The Ivan Allen Jr. Prize for Social Courage will be presented to Beatrice Mtetwa during a ceremony on the Georgia Tech campus on November 13, 2014. The presentation of this 2014 award is especially significant as Mtetwa, an advocate for women's equality and advancement, will be the first woman to receive the prize. It also comes at a time when government leaders in Zimbabwe are persecuting human rights defenders such as Mtetwa.

===2016: Nancy Parrish===
Humanitarian activist. Founder of Protect Our Defenders.

===2017: Jimmy and Rosalynn Carter===
Former Governor of Georgia and President of the United States; former First Lady of Georgia and First Lady of the United States. Jimmy Carter had previously won the Ivan Allen Jr. Prize for Progress and Service in 2002.

===2018: Andrew Young===
Ambassador for human rights. Former Mayor of Atlanta, Ambassador to the United Nations, and Member of the House of Representatives.

===2020: Charlayne Hunter-Gault and Hamilton E. Holmes===
Georgia groundbreakers. Awarded posthumously to Hamilton E. Holmes; ceremony was attended by his family.

===2021: Anthony Fauci===
Public health champion. Former Director of the National Institute of Allergy and Infectious Diseases and Chief Medical Advisor to the President.

===2022: Georgia Tech's Trailblazers===
Ford C. Greene (posthumous), Ralph A. Long Jr., Lawrence Williams, and Ronald Yancey.

==Prize history==
The Ivan Allen Jr. Prize for Social Courage was established in 2010 by the Georgia Institute of Technology. The international award honors individuals whose life and work embody the moral courage personified by former Atlanta Mayor Ivan Allen Jr. The Prize underscores the Institute's mission to improve the human condition by recognizing those around the globe who, like Mayor Allen, have risked everything to stand up for moral principle and have made a positive difference in the world.

The Prize is funded in perpetuity by a grant from the Wilbur and Hilda Glenn Family Foundation.

The prize's forerunner was the Ivan Allen Jr. Prize for Progress and Service, which was awarded annually from 2001 to 2010 by the Georgia Tech.

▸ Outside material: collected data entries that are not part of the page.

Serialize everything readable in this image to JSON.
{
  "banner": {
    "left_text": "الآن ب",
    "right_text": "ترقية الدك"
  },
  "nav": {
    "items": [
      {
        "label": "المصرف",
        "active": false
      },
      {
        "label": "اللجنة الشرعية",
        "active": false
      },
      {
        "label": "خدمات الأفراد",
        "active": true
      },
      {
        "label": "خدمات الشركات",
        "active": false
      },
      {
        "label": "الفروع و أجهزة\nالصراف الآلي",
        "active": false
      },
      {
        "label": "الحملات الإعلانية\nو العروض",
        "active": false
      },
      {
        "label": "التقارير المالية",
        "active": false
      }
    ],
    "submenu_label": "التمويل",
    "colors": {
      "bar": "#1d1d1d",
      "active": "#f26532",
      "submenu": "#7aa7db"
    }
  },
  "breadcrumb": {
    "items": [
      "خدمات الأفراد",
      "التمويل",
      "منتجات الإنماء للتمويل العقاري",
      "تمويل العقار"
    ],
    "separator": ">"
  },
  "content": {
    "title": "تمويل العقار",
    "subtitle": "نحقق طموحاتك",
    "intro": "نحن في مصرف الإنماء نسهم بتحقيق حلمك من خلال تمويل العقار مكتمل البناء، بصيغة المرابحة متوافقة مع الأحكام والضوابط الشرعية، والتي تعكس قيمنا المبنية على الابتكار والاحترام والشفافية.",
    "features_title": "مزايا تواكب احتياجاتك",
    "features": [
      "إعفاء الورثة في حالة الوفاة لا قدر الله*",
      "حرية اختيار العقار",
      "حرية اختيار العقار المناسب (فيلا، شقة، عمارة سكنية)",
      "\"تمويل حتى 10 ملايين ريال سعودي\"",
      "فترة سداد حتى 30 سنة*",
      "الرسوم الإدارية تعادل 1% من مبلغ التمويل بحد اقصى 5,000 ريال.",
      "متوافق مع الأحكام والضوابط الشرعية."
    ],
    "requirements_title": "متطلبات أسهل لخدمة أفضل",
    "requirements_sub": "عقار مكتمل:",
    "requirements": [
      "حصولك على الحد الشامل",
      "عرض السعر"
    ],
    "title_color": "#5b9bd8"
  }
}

== Nominating committee ==
=== About the committee ===
The nominating committee is responsible for assessing candidates who meet the requirements of the prize, demonstrating social courage in adverse circumstances. Each year after deliberation, the committee submits a nominee to the president of the Georgia Institute of Technology, who makes the final selection.

=== Voting members ===
Joseph R. Bankoff, chair, President & CEO, Woodruff Arts Center; Susan E. Eisenhower, Chairman Emeritus, The Eisenhower Institute, United States Department of Energy, Blue Ribbon Commission on America's Nuclear Future; Dr. Helene D. Gayle, President and CEO, CARE U.S.A.; Dr. Kenneth J. Knoespel, McEver Professor of Engineering and the Liberal Arts, Georgia Institute of Technology; Charles H. McTier, Retired President, Robert W. Woodruff Foundation; The Honorable Sam Nunn, former U.S. Senator from Georgia, Co-chairman & CEO, Nuclear Threat Initiative, chairman, Center for Strategic and International Studies (CSIS), Co‐Chairman, Euro‐Atlantic Security Initiative (EASI), faculty member, The Sam Nunn School of International Affairs, Georgia Institute of Technology; Dr. Catherine Ross, Director and Harry West Chair, Center for Quality Growth & Regional Development, College of Architecture Georgia Institute of Technology; Dr. Jacqueline Jones Royster, Dean, Ivan Allen College of the Liberal Arts, Georgia Institute of Technology; William J. Todd, Professor of the Practice, Ernest Scheller College of Business, Georgia Institute of Technology

=== Non-voting members ===
Inman Allen, Former Chairman, Allen Workspace, Atlanta, Georgia; Marta H. Garcia, Assistant Vice President for Development, Georgia Institute of Technology, Atlanta, Georgia

== Award ceremony ==
Presentation of the Ivan Allen Jr. Prize for Social Courage takes place on the Georgia Tech campus. The Symposia and festivities highlight research, teaching, endeavors, and innovation that address global challenges related to Mayor Allen's legacy and the work of the recipient.